Marty Jannetty gets a bad rap at times. In the Rockers (or Midnight Rockers), he was one-half of an exciting, young tag team with Shawn Michaels. One legendary kick through a "window" on a WWF televised skit later and Michaels was headed for superstardom leaving Jannetty to become the standard bearer for guys left behind.
Andrew Ridgeley to George Michael. Peter Scolari to Tom Hanks. Jim Messina to Kenny Loggins.
It's never really fair. How does one partner far exceed the one left behind? Fate? Luck? Talent?
I'm not taking anything away from Michaels. Despite his own demons, he had a Hall of Fame career. Still, at one point, Michaels and Jannetty were seen as fairly equal. What happened and could it have been reversed?

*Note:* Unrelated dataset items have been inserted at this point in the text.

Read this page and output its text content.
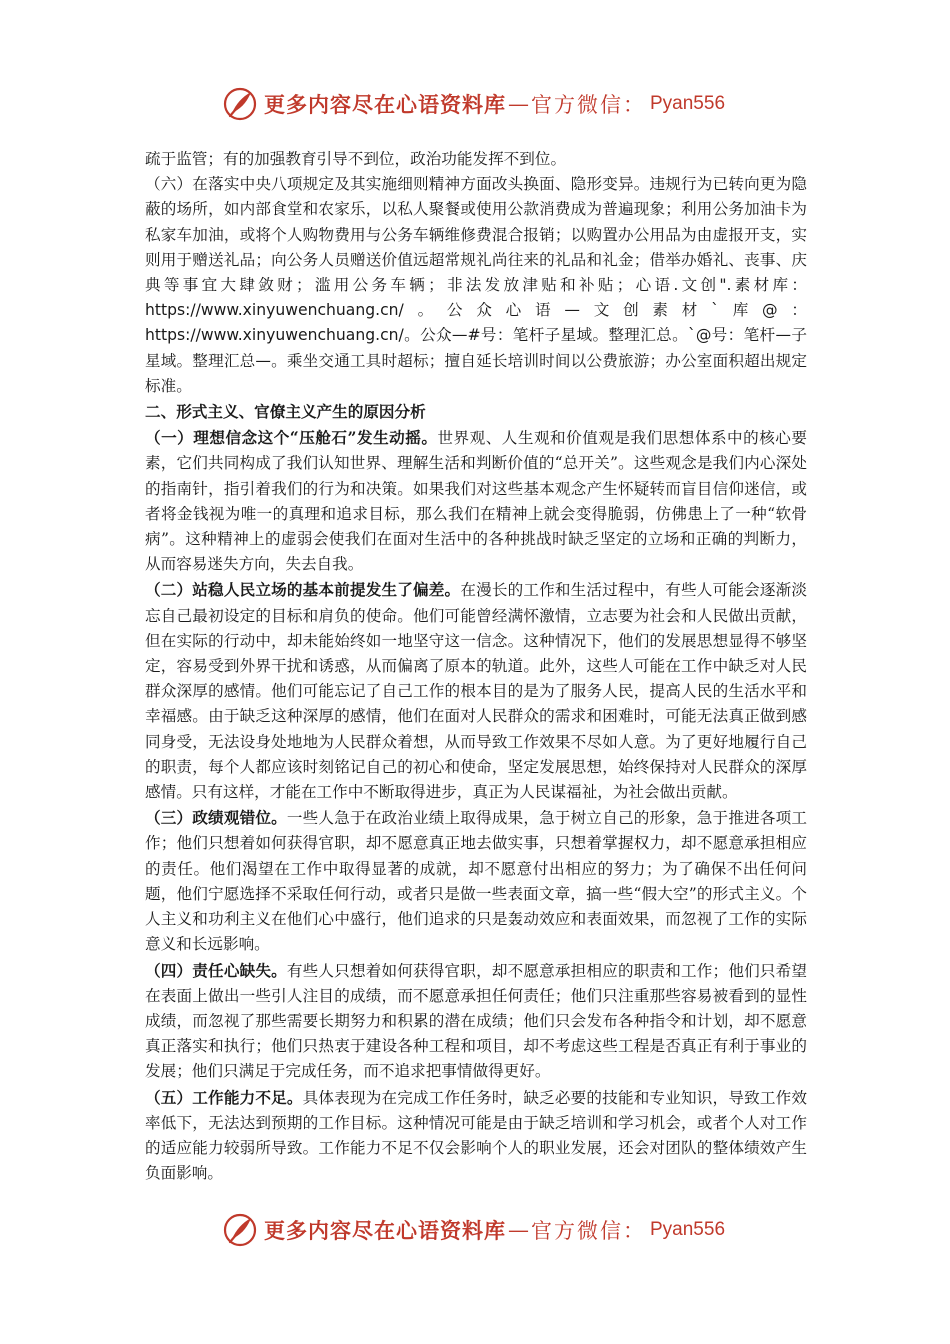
更多内容尽在心语资料库 — 官方微信： Pyan556

疏于监管；有的加强教育引导不到位，政治功能发挥不到位。

（六）在落实中央八项规定及其实施细则精神方面改头换面、隐形变异。违规行为已转向更为隐蔽的场所，如内部食堂和农家乐，以私人聚餐或使用公款消费成为普遍现象；利用公务加油卡为私家车加油，或将个人购物费用与公务车辆维修费混合报销；以购置办公用品为由虚报开支，实则用于赠送礼品；向公务人员赠送价值远超常规礼尚往来的礼品和礼金；借举办婚礼、丧事、庆典等事宜大肆敛财；滥用公务车辆；非法发放津贴和补贴；心语.文创".素材库：https://www.xinyuwenchuang.cn/。公众心语—文创素材`库@：https://www.xinyuwenchuang.cn/。公众—#号：笔杆子星域。整理汇总。`@号：笔杆—子星域。整理汇总—。乘坐交通工具时超标；擅自延长培训时间以公费旅游；办公室面积超出规定标准。

二、形式主义、官僚主义产生的原因分析

（一）理想信念这个“压舱石”发生动摇。世界观、人生观和价值观是我们思想体系中的核心要素，它们共同构成了我们认知世界、理解生活和判断价值的“总开关”。这些观念是我们内心深处的指南针，指引着我们的行为和决策。如果我们对这些基本观念产生怀疑转而盲目信仰迷信，或者将金钱视为唯一的真理和追求目标，那么我们在精神上就会变得脆弱，仿佛患上了一种“软骨病”。这种精神上的虚弱会使我们在面对生活中的各种挑战时缺乏坚定的立场和正确的判断力，从而容易迷失方向，失去自我。

（二）站稳人民立场的基本前提发生了偏差。在漫长的工作和生活过程中，有些人可能会逐渐淡忘自己最初设定的目标和肩负的使命。他们可能曾经满怀激情，立志要为社会和人民做出贡献，但在实际的行动中，却未能始终如一地坚守这一信念。这种情况下，他们的发展思想显得不够坚定，容易受到外界干扰和诱惑，从而偏离了原本的轨道。此外，这些人可能在工作中缺乏对人民群众深厚的感情。他们可能忘记了自己工作的根本目的是为了服务人民，提高人民的生活水平和幸福感。由于缺乏这种深厚的感情，他们在面对人民群众的需求和困难时，可能无法真正做到感同身受，无法设身处地地为人民群众着想，从而导致工作效果不尽如人意。为了更好地履行自己的职责，每个人都应该时刻铭记自己的初心和使命，坚定发展思想，始终保持对人民群众的深厚感情。只有这样，才能在工作中不断取得进步，真正为人民谋福祉，为社会做出贡献。

（三）政绩观错位。一些人急于在政治业绩上取得成果，急于树立自己的形象，急于推进各项工作；他们只想着如何获得官职，却不愿意真正地去做实事，只想着掌握权力，却不愿意承担相应的责任。他们渴望在工作中取得显著的成就，却不愿意付出相应的努力；为了确保不出任何问题，他们宁愿选择不采取任何行动，或者只是做一些表面文章，搞一些“假大空”的形式主义。个人主义和功利主义在他们心中盛行，他们追求的只是轰动效应和表面效果，而忽视了工作的实际意义和长远影响。

（四）责任心缺失。有些人只想着如何获得官职，却不愿意承担相应的职责和工作；他们只希望在表面上做出一些引人注目的成绩，而不愿意承担任何责任；他们只注重那些容易被看到的显性成绩，而忽视了那些需要长期努力和积累的潜在成绩；他们只会发布各种指令和计划，却不愿意真正落实和执行；他们只热衷于建设各种工程和项目，却不考虑这些工程是否真正有利于事业的发展；他们只满足于完成任务，而不追求把事情做得更好。

（五）工作能力不足。具体表现为在完成工作任务时，缺乏必要的技能和专业知识，导致工作效率低下，无法达到预期的工作目标。这种情况可能是由于缺乏培训和学习机会，或者个人对工作的适应能力较弱所导致。工作能力不足不仅会影响个人的职业发展，还会对团队的整体绩效产生负面影响。

更多内容尽在心语资料库 — 官方微信： Pyan556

In the world of pro wrestling, the promoter can make or break you. In this case, Vince McMahon saw something special in Michaels and he was proven right, but what about Jannetty? He went on to have a solid career, but nothing like Michaels. Jannetty's lot in life is to be the guy referenced when one partner leaves the other far behind.
Jannetty had some personal problems, but so did many wrestlers, especially during that era. If McMahon had switched the roles, what would have happened to both of these men? It is hard to say. It's easy to say talent rises to the top, but it is also easier to rise above when you are given a better chance.
By any other measuring stick, Jannetty beat the odds and had a lengthy, if unspectacular, career as both a tag team wrestler and as a singles wrestler. At least, Jannetty seems to be in a good place in his life and that is the most important factor of all.
Marty Jannetty and me in Elk Grove Village, IL-March 2013.